最近在看MySQL的书跟文章比较多，如何优化表的结构，字段设计，如何优化表的索引设计，如何优化查询语句。

但其实吧，在做任何优化之前，都应该要先了解:为啥查询会跑的慢? 需要了解MySQL是如何plan并执行现有的query语句，才能做出相应的优化。

在分析explain之前，先新建一个测试表格transactions并导入测试数据。

create table transactions (
	id int not null auto_increment ,
    `timestamp` int not null,
    sender char(5) not null,
    receiver char(5) not null,
    `value` int not null,
    primary key(id)
);

创建测试交易数据:

插入总计10万条数据.(别吐槽为啥不用100万，100万来回修改表格有点久).
插入随机的时间timestamp。
插入随机的sender，receiver，这里我取了uuid的前8位，使其具有一定的选择性。
插入随机的0~10000的value。

CREATE PROCEDURE load_data()
begin
  declare v int default 0;
		while v < 100000
  do
  insert into transactions(`timestamp`,sender,receiver,value)
  values (UNIX_TIMESTAMP() + FLOOR(0 + (RAND() * 63072000)),LEFT(MD5(RAND()*100000), 5),LEFT(MD5(RAND()*100000), 5),RAND()*10000);
  set v = v + 1;
  end while;
end;

call load_data();

Explain 详解

explain <query>

对上述创建好的表格，执行简单的query

explain select * from transactions order by id desc limit 1;

会返回这样一个表格，包含了id, select_type, table, paritions, type, possible_keys, key, key_len, ref, rows,filtered, extra 字段。

官方 Explain的表格解释：

分析下explain每个字段的含义。

ID

id 表示选择标识。 1. id相同时，执行顺序由上至下 2. 如果是子查询，id的序号会递增，id值越大优先级越高，越先被执行 3. id如果相同，可以认为是一组，从上往下顺序执行；在所有组中，id值越大，优先级越高，越先执行 4. 注意：当row表示的是其它查询的并集（union操作）时，value可能是null，这时候value会表现成， NULL 表示该列是基于前面查询的衍生表（不应当被作为顺序来看）。

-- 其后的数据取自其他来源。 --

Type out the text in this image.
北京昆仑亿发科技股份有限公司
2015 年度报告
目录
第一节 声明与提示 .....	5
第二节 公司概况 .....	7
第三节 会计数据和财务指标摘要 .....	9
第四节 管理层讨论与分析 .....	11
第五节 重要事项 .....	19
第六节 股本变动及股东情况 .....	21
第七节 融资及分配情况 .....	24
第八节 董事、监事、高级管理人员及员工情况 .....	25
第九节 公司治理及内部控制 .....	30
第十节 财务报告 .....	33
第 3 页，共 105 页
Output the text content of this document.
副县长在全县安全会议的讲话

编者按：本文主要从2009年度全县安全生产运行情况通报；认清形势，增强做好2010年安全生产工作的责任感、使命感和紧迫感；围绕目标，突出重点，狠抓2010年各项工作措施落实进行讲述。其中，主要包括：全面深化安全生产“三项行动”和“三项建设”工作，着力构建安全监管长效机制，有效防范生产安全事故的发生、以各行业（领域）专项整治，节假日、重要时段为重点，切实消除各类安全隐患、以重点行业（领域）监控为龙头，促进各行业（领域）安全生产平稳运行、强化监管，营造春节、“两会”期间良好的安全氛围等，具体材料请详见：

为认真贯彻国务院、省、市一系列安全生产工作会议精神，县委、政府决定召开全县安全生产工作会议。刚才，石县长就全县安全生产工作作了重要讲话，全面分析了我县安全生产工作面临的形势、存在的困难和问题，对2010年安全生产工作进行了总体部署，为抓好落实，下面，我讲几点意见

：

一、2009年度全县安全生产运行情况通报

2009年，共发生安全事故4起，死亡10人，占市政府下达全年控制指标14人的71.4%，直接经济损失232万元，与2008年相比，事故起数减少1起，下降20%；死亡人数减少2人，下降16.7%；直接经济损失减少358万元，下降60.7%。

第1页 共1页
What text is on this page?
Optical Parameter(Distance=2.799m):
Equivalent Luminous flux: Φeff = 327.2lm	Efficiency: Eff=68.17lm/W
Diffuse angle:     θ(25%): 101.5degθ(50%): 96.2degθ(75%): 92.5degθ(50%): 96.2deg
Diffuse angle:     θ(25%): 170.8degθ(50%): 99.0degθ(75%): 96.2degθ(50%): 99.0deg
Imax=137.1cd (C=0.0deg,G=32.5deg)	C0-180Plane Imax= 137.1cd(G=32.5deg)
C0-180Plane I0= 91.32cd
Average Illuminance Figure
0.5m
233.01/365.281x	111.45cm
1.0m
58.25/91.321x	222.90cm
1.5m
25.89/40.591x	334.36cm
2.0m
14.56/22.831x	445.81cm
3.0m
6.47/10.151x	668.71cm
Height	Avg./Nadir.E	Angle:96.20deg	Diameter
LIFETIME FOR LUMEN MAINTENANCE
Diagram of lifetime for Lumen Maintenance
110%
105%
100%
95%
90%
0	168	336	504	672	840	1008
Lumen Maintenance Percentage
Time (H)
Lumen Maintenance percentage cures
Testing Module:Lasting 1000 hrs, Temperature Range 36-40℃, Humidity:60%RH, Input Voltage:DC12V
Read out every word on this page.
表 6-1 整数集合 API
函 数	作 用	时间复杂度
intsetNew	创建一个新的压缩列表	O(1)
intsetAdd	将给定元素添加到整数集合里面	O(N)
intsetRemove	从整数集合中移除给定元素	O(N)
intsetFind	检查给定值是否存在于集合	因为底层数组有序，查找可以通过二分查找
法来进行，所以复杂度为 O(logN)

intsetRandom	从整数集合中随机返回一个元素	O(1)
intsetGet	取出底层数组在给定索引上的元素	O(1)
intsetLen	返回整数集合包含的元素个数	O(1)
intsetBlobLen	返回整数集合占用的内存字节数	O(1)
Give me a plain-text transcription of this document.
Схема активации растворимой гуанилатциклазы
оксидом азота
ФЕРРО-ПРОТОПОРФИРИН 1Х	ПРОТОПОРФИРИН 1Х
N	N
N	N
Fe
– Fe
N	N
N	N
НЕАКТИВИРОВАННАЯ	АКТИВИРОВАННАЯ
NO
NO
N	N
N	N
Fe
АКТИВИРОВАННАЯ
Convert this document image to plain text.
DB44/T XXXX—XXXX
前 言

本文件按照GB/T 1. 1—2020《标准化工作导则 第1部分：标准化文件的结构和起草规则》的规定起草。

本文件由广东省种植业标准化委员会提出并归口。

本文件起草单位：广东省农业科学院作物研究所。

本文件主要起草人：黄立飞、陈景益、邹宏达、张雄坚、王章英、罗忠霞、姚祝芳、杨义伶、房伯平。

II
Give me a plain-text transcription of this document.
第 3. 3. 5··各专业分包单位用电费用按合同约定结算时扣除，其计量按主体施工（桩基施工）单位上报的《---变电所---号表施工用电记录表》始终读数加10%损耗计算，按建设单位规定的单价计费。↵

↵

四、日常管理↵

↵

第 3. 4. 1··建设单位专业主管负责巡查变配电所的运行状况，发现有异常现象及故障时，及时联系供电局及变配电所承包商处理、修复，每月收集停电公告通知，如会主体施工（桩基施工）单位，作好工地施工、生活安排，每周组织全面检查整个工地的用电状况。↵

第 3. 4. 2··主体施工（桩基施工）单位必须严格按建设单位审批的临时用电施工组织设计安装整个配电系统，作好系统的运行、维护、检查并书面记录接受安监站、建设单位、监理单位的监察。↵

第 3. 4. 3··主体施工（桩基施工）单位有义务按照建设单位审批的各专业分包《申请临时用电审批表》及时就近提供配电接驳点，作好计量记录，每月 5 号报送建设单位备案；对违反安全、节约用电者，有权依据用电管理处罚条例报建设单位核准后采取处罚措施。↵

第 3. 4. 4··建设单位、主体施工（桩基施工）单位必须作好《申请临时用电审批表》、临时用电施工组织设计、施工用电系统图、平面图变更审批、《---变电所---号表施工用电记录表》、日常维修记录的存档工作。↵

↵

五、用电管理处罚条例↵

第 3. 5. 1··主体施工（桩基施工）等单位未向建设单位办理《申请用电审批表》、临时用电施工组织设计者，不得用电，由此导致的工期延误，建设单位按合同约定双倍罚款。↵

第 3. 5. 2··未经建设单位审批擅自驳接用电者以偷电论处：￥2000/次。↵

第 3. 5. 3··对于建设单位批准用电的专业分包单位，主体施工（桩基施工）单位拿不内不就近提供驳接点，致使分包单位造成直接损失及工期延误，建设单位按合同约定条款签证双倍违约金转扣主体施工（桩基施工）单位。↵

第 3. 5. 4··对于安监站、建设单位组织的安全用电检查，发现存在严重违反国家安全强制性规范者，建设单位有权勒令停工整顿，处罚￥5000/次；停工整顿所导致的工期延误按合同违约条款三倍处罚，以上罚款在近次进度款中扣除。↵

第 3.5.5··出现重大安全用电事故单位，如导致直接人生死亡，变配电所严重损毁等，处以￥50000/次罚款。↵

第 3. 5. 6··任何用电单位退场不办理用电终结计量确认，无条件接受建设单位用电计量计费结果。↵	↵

举个例子，查询sender为“714af” 最近的第100笔交易。

explain
select
t1.id,
t1.sender,
t1.receiver,
t1.value from transactions t1 inner join (
(select t2.id, t2.timestamp from transactions t2 where t2.sender = "714af"  order by timestamp desc limit  100,1)
union 
(select  t3.id, t3.timestamp from transactions t3 where t3.receiver = "714af" order by timestamp desc limit 100,1)
) t4
where t1.id = t4.id

+----+--------------+------------+------------+--------+---------------+---------+---------+-------+--------+----------+-----------------------------+
| id | select_type  | table      | partitions | type   | possible_keys | key     | key_len | ref   | rows   | filtered | Extra                       |
+----+--------------+------------+------------+--------+---------------+---------+---------+-------+--------+----------+-----------------------------+
|  1 | PRIMARY      | <derived2> | NULL       | ALL    | NULL          | NULL    | NULL    | NULL  |    202 |   100.00 | NULL                        |
|  1 | PRIMARY      | t1         | NULL       | eq_ref | PRIMARY       | PRIMARY | 4       | t4.id |      1 |   100.00 | NULL                        |
|  2 | DERIVED      | t2         | NULL       | ALL    | NULL          | NULL    | NULL    | NULL  | 100125 |    10.00 | Using where; Using filesort |
|  3 | UNION        | t3         | NULL       | ALL    | NULL          | NULL    | NULL    | NULL  | 100125 |    10.00 | Using where; Using filesort |
|NULL| UNION RESULT | <union2,3> | NULL       | ALL    | NULL          | NULL    | NULL    | NULL  |   NULL |     NULL | Using temporary             |
+----+--------------+------------+------------+--------+---------------+---------+---------+-------+--------+----------+-----------------------------+

这里的id值为：1，1，2，3，NULL。

id执行规则检验：

根据id语句，跟上面提到的id执行顺序，查询顺讯操作是：

3 -> (t3)
2->(t2)
NULL 生成衍生表 union(2,3)， t4
1-1, t1跟t4的inner join。

根据query语句，执行顺序应当是:

(select t3.id, t3.timestamp from transactions t3 where t3.receiver = “714af” order by timestamp desc limit 100,1) -> t3
(select t2.id, t2.timestamp from transactions t2 where t2.sender = “714af” order by timestamp desc limit 100,1) -> t2
union(t3, t2) -> t4
t1 inner join t4

两者是吻合的。

SELECT_TYPE

关于select_type, 官方的解释文档。讲道理，这个column取名跟定义真的真的真的非常容易让人误解啊。。。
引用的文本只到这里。